The Chinese annals, ascending as they do to the barbarous forest life of the nation, are marked with a soberness of judgment, a freedom from invention, which is almost unparalleled in the writings of any people; but the protective spirit which is the characteristic of that people proved as fatal to their literature as to their commerce. Free criticism is as unknown as free trade. While as regards the Hindus, their acute, analytical and logical mind is directed rather to grammar, criticism and philosophy than to history or chronology. Indeed, in history their imagination seems to have run wild, legend and fact are so indissolubly mingled together that any attempt to separate them seems vain. If we except the identification of the Greek Sandracottus with the Indian Chandragupta, we have really no clue by which we can test the truth of their writings or examine their method of investigation.

It is among the Hellenic branch of the Indo-Germanic race that history proper is to be found, as well as the spirit of historical criticism; among that wonderful offshoot of the primitive Aryans, whom we call by the name of Greeks and to whom, as has been well said, we owe all that moves in the world except the blind forces of nature.

For, from the day when they left the chill table-lands of Tibet and journeyed, a nomad people, to Ægean shores, the characteristic of their nature has been the search for light, and the spirit of historical criticism is part of that wonderful Aufklärung or illumination of the intellect which seems to have burst on the Greek race like a great flood of light about the sixth century B.C.

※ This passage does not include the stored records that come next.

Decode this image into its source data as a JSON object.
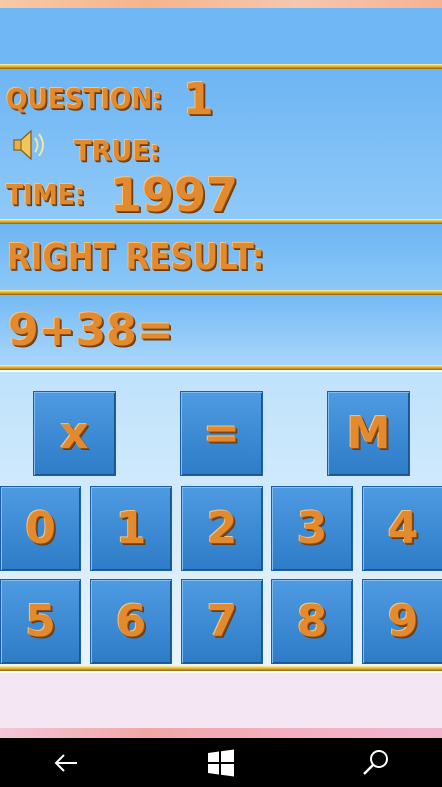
{
  "labels": {
    "question": "QUESTION:",
    "true": "TRUE:",
    "time": "TIME:",
    "right_result": "RIGHT RESULT:"
  },
  "values": {
    "question_number": "1",
    "time": "1997",
    "expression": "9+38="
  },
  "function_keys": [
    "x",
    "=",
    "M"
  ],
  "digit_keys_row1": [
    "0",
    "1",
    "2",
    "3",
    "4"
  ],
  "digit_keys_row2": [
    "5",
    "6",
    "7",
    "8",
    "9"
  ],
  "icons": {
    "sound": "speaker-icon",
    "nav_back": "back-arrow-icon",
    "nav_home": "windows-logo-icon",
    "nav_search": "search-icon"
  },
  "colors": {
    "panel_blue": "#6fb8f5",
    "key_blue": "#3a8bd6",
    "text_orange": "#e28a2d",
    "gold_divider": "#d7a21e"
  }
}
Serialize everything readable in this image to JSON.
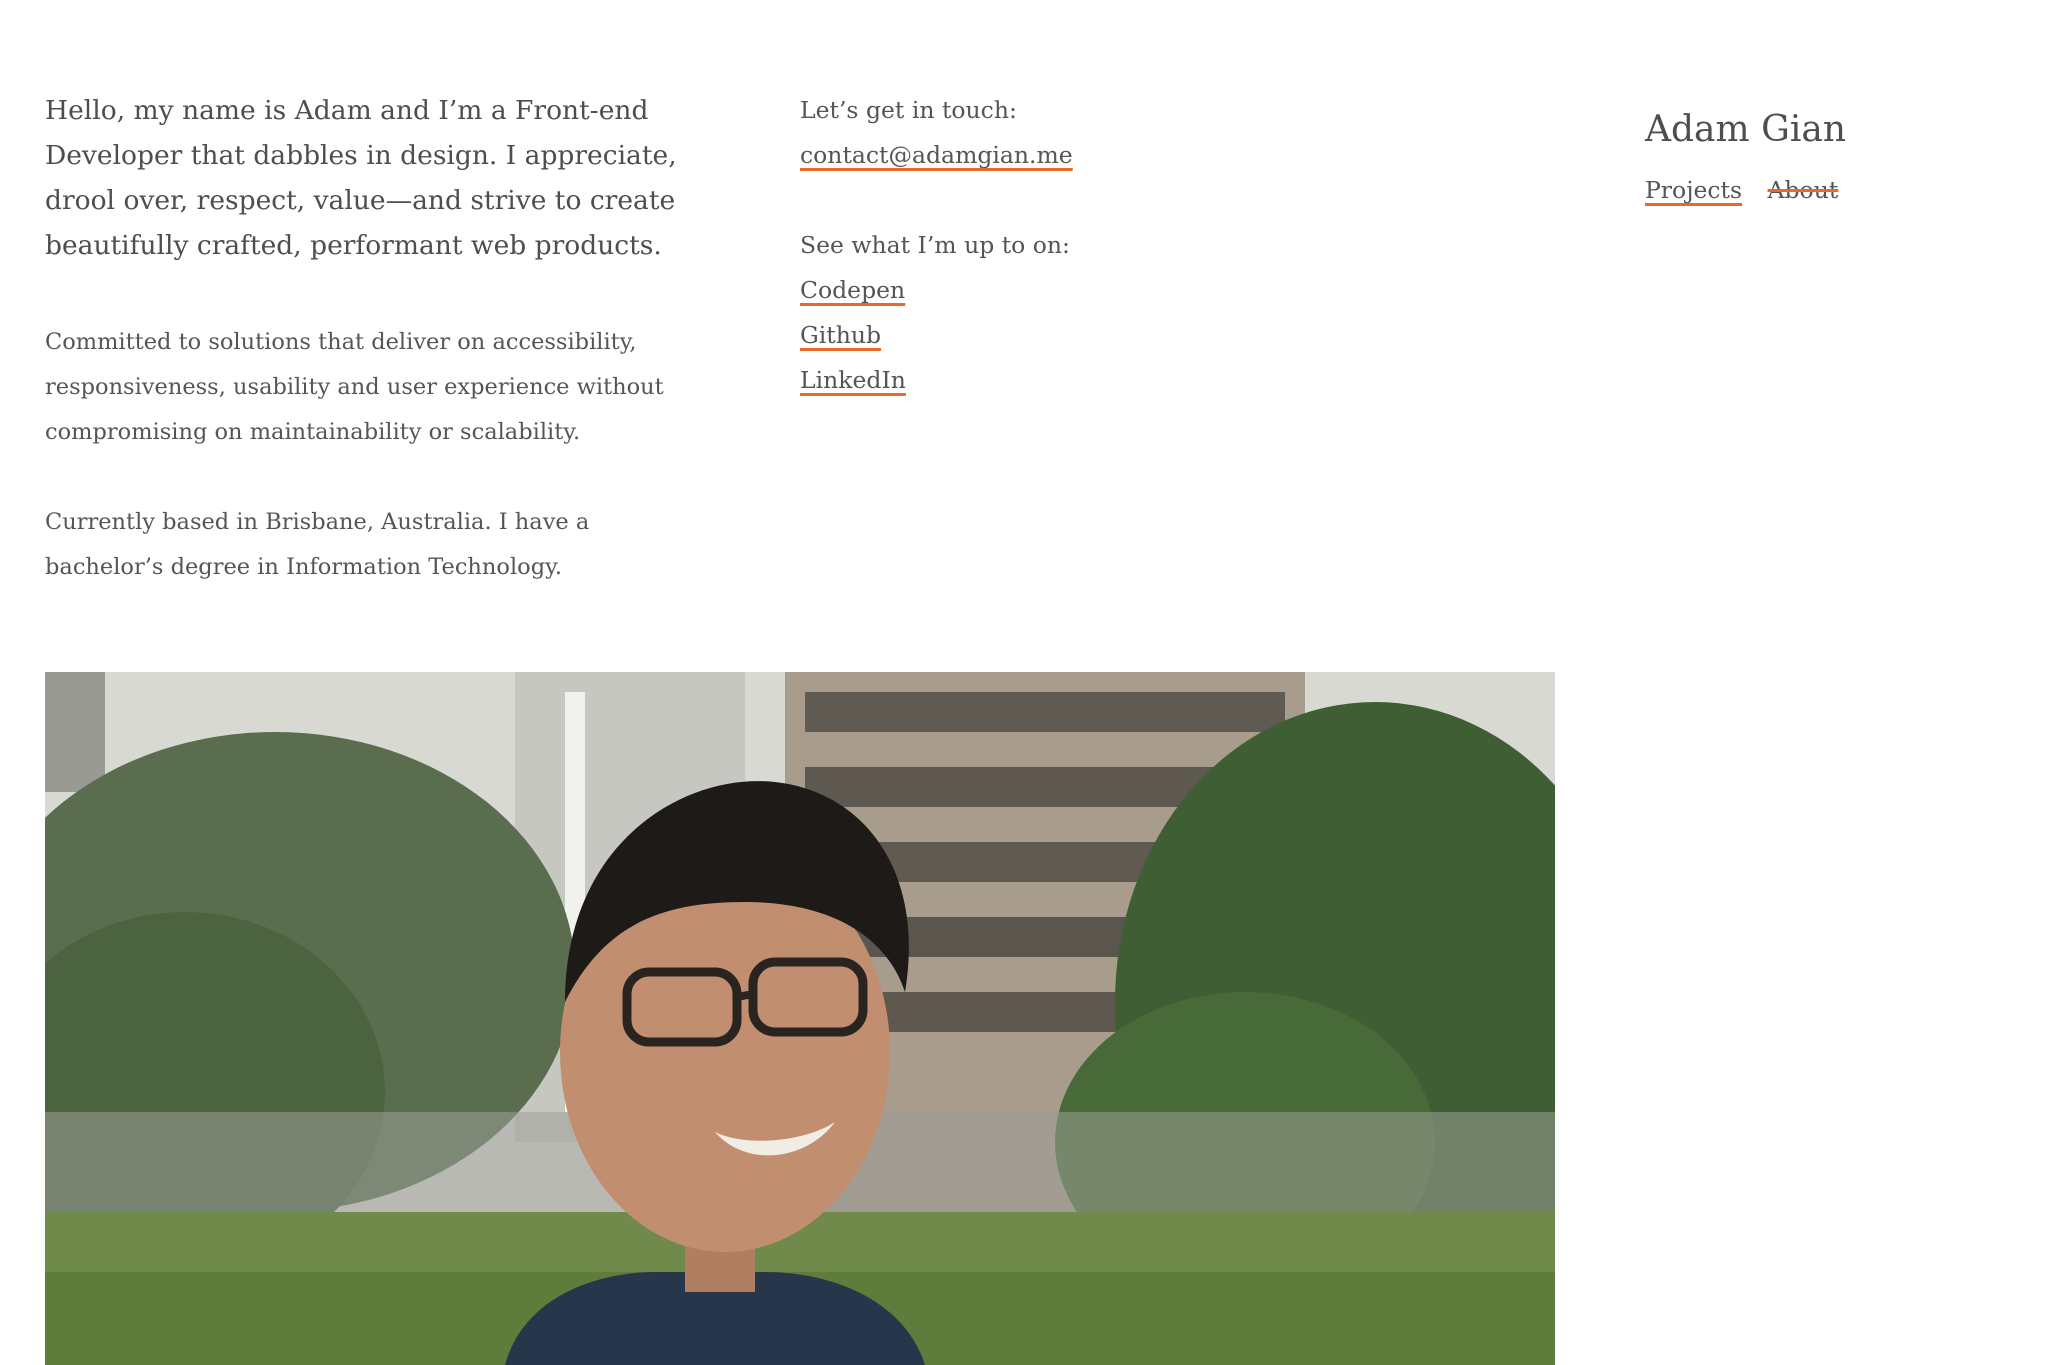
{
  "intro": {
    "lead": "Hello, my name is Adam and I’m a Front-end Developer that dabbles in design. I appreciate, drool over, respect, value—and strive to create beautifully crafted, performant web products.",
    "commitment": "Committed to solutions that deliver on accessibility, responsiveness, usability and user experience without compromising on maintainability or scalability.",
    "location": "Currently based in Brisbane, Australia. I have a bachelor’s degree in Information Technology."
  },
  "contact": {
    "heading": "Let’s get in touch:",
    "email": "contact@adamgian.me",
    "social_heading": "See what I’m up to on:",
    "links": [
      "Codepen",
      "Github",
      "LinkedIn"
    ]
  },
  "site": {
    "title": "Adam Gian",
    "nav": [
      {
        "label": "Projects",
        "current": false
      },
      {
        "label": "About",
        "current": true
      }
    ]
  },
  "photo": {
    "icon": "portrait-photo"
  },
  "colors": {
    "accent": "#e8692b",
    "text": "#555555",
    "background": "#ffffff"
  }
}
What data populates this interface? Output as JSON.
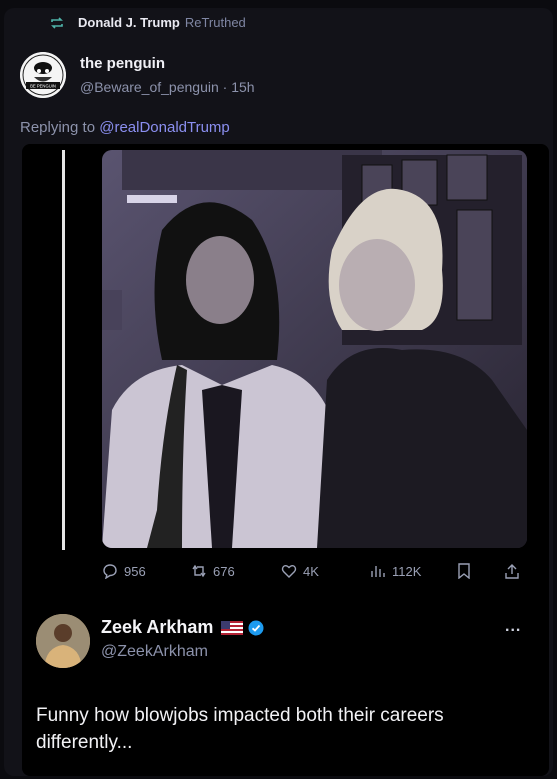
{
  "retruth": {
    "name": "Donald J. Trump",
    "action": "ReTruthed"
  },
  "post": {
    "display_name": "the penguin",
    "handle": "@Beware_of_penguin",
    "time": "· 15h",
    "replying_prefix": "Replying to",
    "replying_to": "@realDonaldTrump",
    "avatar_text": "BE PENGUIN"
  },
  "embedded": {
    "photo_icon": "photo-of-two-women",
    "stats": {
      "replies": "956",
      "retweets": "676",
      "likes": "4K",
      "views": "112K"
    },
    "quoted": {
      "display_name": "Zeek Arkham",
      "handle": "@ZeekArkham",
      "text": "Funny how blowjobs impacted both their careers differently...",
      "more": "..."
    }
  },
  "colors": {
    "link": "#8b8ff0",
    "muted": "#8c92ab",
    "verified": "#1d9bf0",
    "background": "#121218"
  }
}
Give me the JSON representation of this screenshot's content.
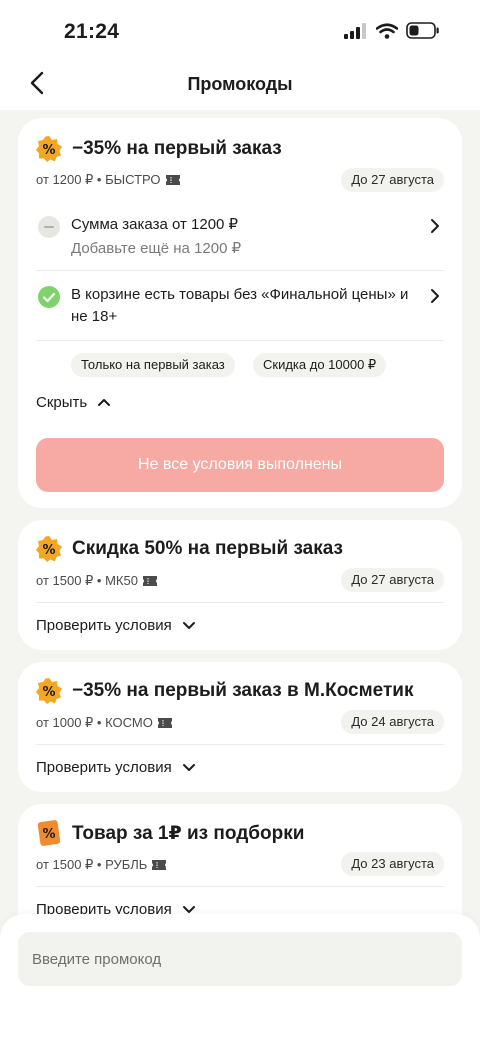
{
  "status_bar": {
    "time": "21:24"
  },
  "header": {
    "title": "Промокоды"
  },
  "colors": {
    "cta_disabled": "#f6aaa3",
    "badge_orange": "#f5a623",
    "check_green": "#7fd36b"
  },
  "promos": [
    {
      "title": "−35% на первый заказ",
      "meta": "от 1200 ₽ • БЫСТРО",
      "date": "До 27 августа",
      "icon": "percent-badge-icon",
      "conditions": [
        {
          "title": "Сумма заказа от 1200 ₽",
          "subtitle": "Добавьте ещё на 1200 ₽",
          "status": "unmet"
        },
        {
          "title": "В корзине есть товары без «Финальной цены» и не 18+",
          "status": "met"
        }
      ],
      "tags": [
        "Только на первый заказ",
        "Скидка до 10000 ₽"
      ],
      "toggle": "Скрыть",
      "cta": "Не все условия выполнены"
    },
    {
      "title": "Скидка 50% на первый заказ",
      "meta": "от 1500 ₽ • МК50",
      "date": "До 27 августа",
      "icon": "percent-badge-icon",
      "toggle": "Проверить условия"
    },
    {
      "title": "−35% на первый заказ в М.Косметик",
      "meta": "от 1000 ₽ • КОСМО",
      "date": "До 24 августа",
      "icon": "percent-badge-icon",
      "toggle": "Проверить условия"
    },
    {
      "title": "Товар за 1₽ из подборки",
      "meta": "от 1500 ₽ • РУБЛЬ",
      "date": "До 23 августа",
      "icon": "percent-ticket-icon",
      "toggle": "Проверить условия"
    }
  ],
  "promo_input": {
    "placeholder": "Введите промокод",
    "value": ""
  }
}
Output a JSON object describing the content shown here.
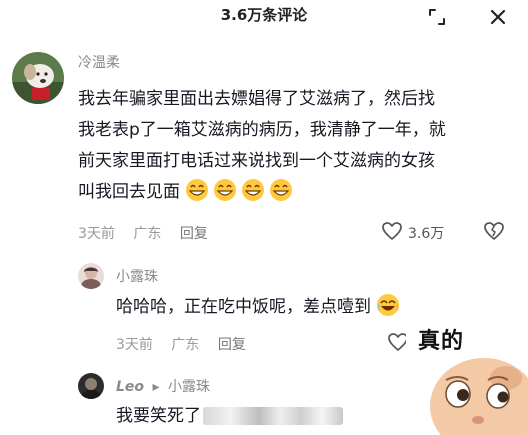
{
  "header": {
    "title": "3.6万条评论"
  },
  "comment1": {
    "author": "冷温柔",
    "lines": [
      "我去年骗家里面出去嫖娼得了艾滋病了，然后找",
      "我老表p了一箱艾滋病的病历，我清静了一年，就",
      "前天家里面打电话过来说找到一个艾滋病的女孩",
      "叫我回去见面"
    ],
    "emojis": [
      "grin-emoji",
      "grin-emoji",
      "grin-emoji",
      "grin-emoji"
    ],
    "time": "3天前",
    "location": "广东",
    "reply_label": "回复",
    "like_count": "3.6万"
  },
  "reply1": {
    "author": "小露珠",
    "text": "哈哈哈，正在吃中饭呢，差点噎到",
    "emoji": "laugh-cry-emoji",
    "time": "3天前",
    "location": "广东",
    "reply_label": "回复"
  },
  "reply2": {
    "author": "Leo",
    "reply_to": "小露珠",
    "text": "我要笑死了"
  },
  "sticker": {
    "text": "真的"
  },
  "colors": {
    "muted": "#9a9a9a",
    "text": "#161823",
    "background": "#ffffff"
  }
}
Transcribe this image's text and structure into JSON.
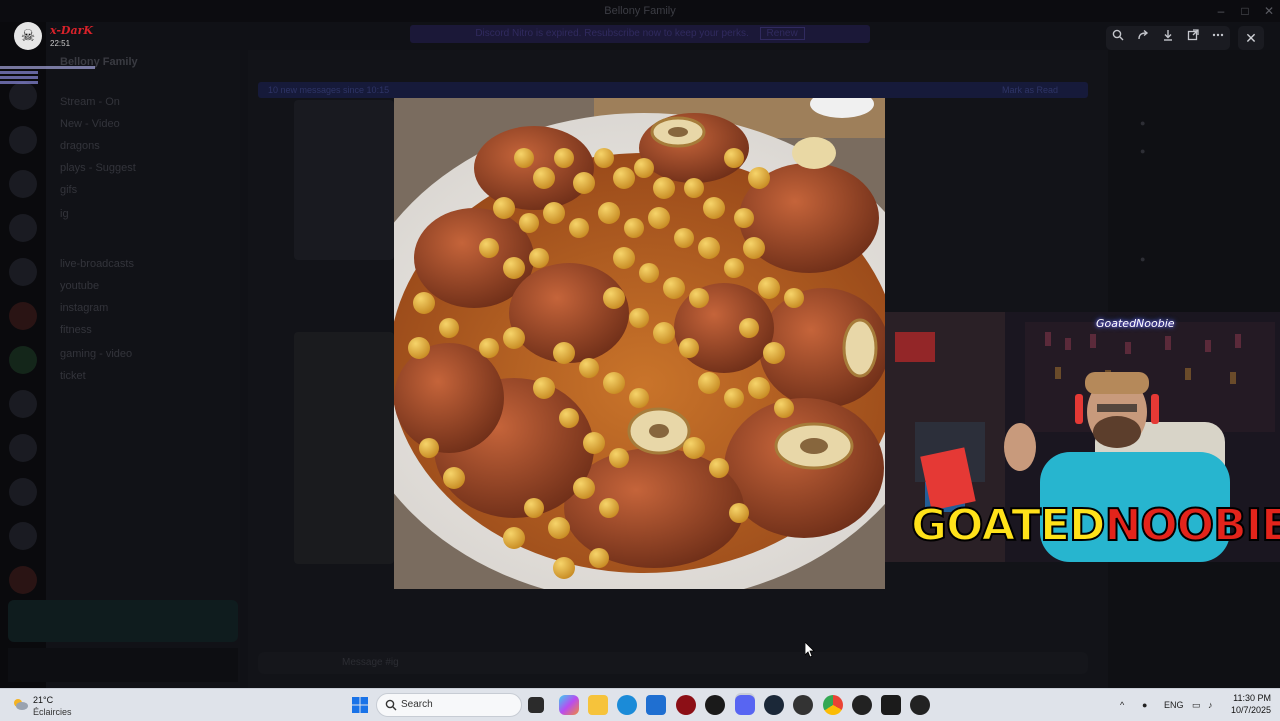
{
  "window": {
    "title": "Bellony Family",
    "minimize": "–",
    "maximize": "□",
    "close": "✕"
  },
  "streamer": {
    "name": "x-DarK",
    "time": "22:51"
  },
  "discord": {
    "server_name": "Bellony Family",
    "notice": "Discord Nitro is expired. Resubscribe now to keep your perks.",
    "notice_button": "Renew",
    "channels": [
      "Stream - On",
      "New - Video",
      "dragons",
      "plays - Suggest",
      "gifs",
      "ig",
      "live-broadcasts",
      "youtube",
      "instagram",
      "fitness",
      "gaming - video",
      "ticket"
    ],
    "banner": "10 new messages since 10:15",
    "banner_action": "Mark as Read",
    "composer_placeholder": "Message #ig"
  },
  "image_viewer": {
    "tools": [
      "zoom-icon",
      "forward-icon",
      "download-icon",
      "open-external-icon",
      "more-icon"
    ],
    "close_label": "✕"
  },
  "webcam": {
    "handle": "GoatedNoobie",
    "logo_part1": "GOATED",
    "logo_part2": "NOOBIE"
  },
  "taskbar": {
    "weather_temp": "21°C",
    "weather_cond": "Éclaircies",
    "search_placeholder": "Search",
    "language": "ENG",
    "time": "11:30 PM",
    "date": "10/7/2025"
  },
  "colors": {
    "accent": "#5865f2",
    "streamer_name": "#d8222a",
    "logo_yellow": "#ffe21a",
    "logo_red": "#e3241b"
  }
}
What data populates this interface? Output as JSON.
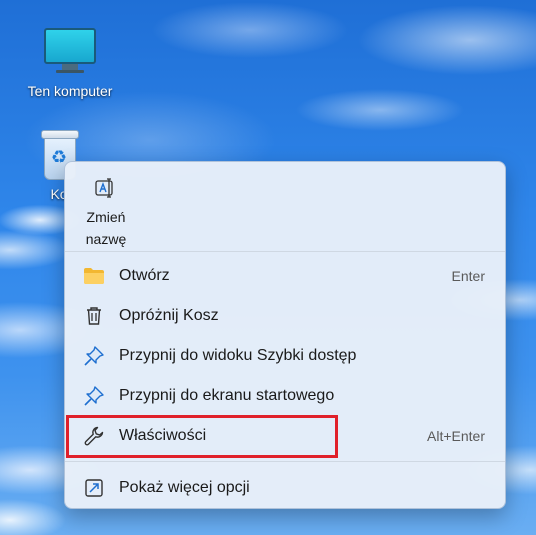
{
  "desktop": {
    "icons": [
      {
        "label": "Ten komputer",
        "icon": "computer-icon"
      },
      {
        "label": "Ko",
        "icon": "recycle-bin-icon"
      }
    ]
  },
  "context_menu": {
    "quick_actions": [
      {
        "label": "Zmień nazwę",
        "icon": "rename-icon"
      }
    ],
    "items": [
      {
        "label": "Otwórz",
        "shortcut": "Enter",
        "icon": "folder-icon"
      },
      {
        "label": "Opróżnij Kosz",
        "shortcut": "",
        "icon": "trash-icon"
      },
      {
        "label": "Przypnij do widoku Szybki dostęp",
        "shortcut": "",
        "icon": "pin-icon"
      },
      {
        "label": "Przypnij do ekranu startowego",
        "shortcut": "",
        "icon": "pin-icon"
      },
      {
        "label": "Właściwości",
        "shortcut": "Alt+Enter",
        "icon": "wrench-icon"
      }
    ],
    "footer_item": {
      "label": "Pokaż więcej opcji",
      "icon": "more-options-icon"
    },
    "highlighted_item": "Właściwości"
  },
  "colors": {
    "highlight_border": "#e0202a",
    "menu_background": "#e8f0f9",
    "accent_blue": "#1e6fd0"
  }
}
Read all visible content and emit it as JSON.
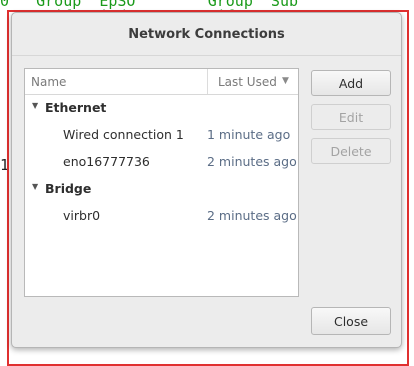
{
  "dialog": {
    "title": "Network Connections",
    "columns": {
      "name": "Name",
      "last_used": "Last Used",
      "sort_icon": "triangle-down"
    },
    "groups": [
      {
        "label": "Ethernet",
        "connections": [
          {
            "name": "Wired connection 1",
            "last_used": "1 minute ago"
          },
          {
            "name": "eno16777736",
            "last_used": "2 minutes ago"
          }
        ]
      },
      {
        "label": "Bridge",
        "connections": [
          {
            "name": "virbr0",
            "last_used": "2 minutes ago"
          }
        ]
      }
    ],
    "buttons": {
      "add": "Add",
      "edit": "Edit",
      "delete": "Delete",
      "close": "Close"
    }
  },
  "background": {
    "left_digit": "1"
  },
  "colors": {
    "frame_red": "#e03030",
    "terminal_green": "#1a9a1a",
    "time_text": "#5b6d86"
  }
}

L’esprit d’un siècle ne naît pas et ne meurt pas à jour fixe, and the first critic is perhaps as difficult to discover as the first man. It is from democracy that the spirit of criticism borrows its intolerance of dogmatic authority, from physical science the alluring analogies of law and order, from philosophy the conception of an essential unity underlying the complex manifestations of phenomena. It appears first rather as a changed attitude of mind than as a principle of research, and its earliest influences are to be found in the sacred writings.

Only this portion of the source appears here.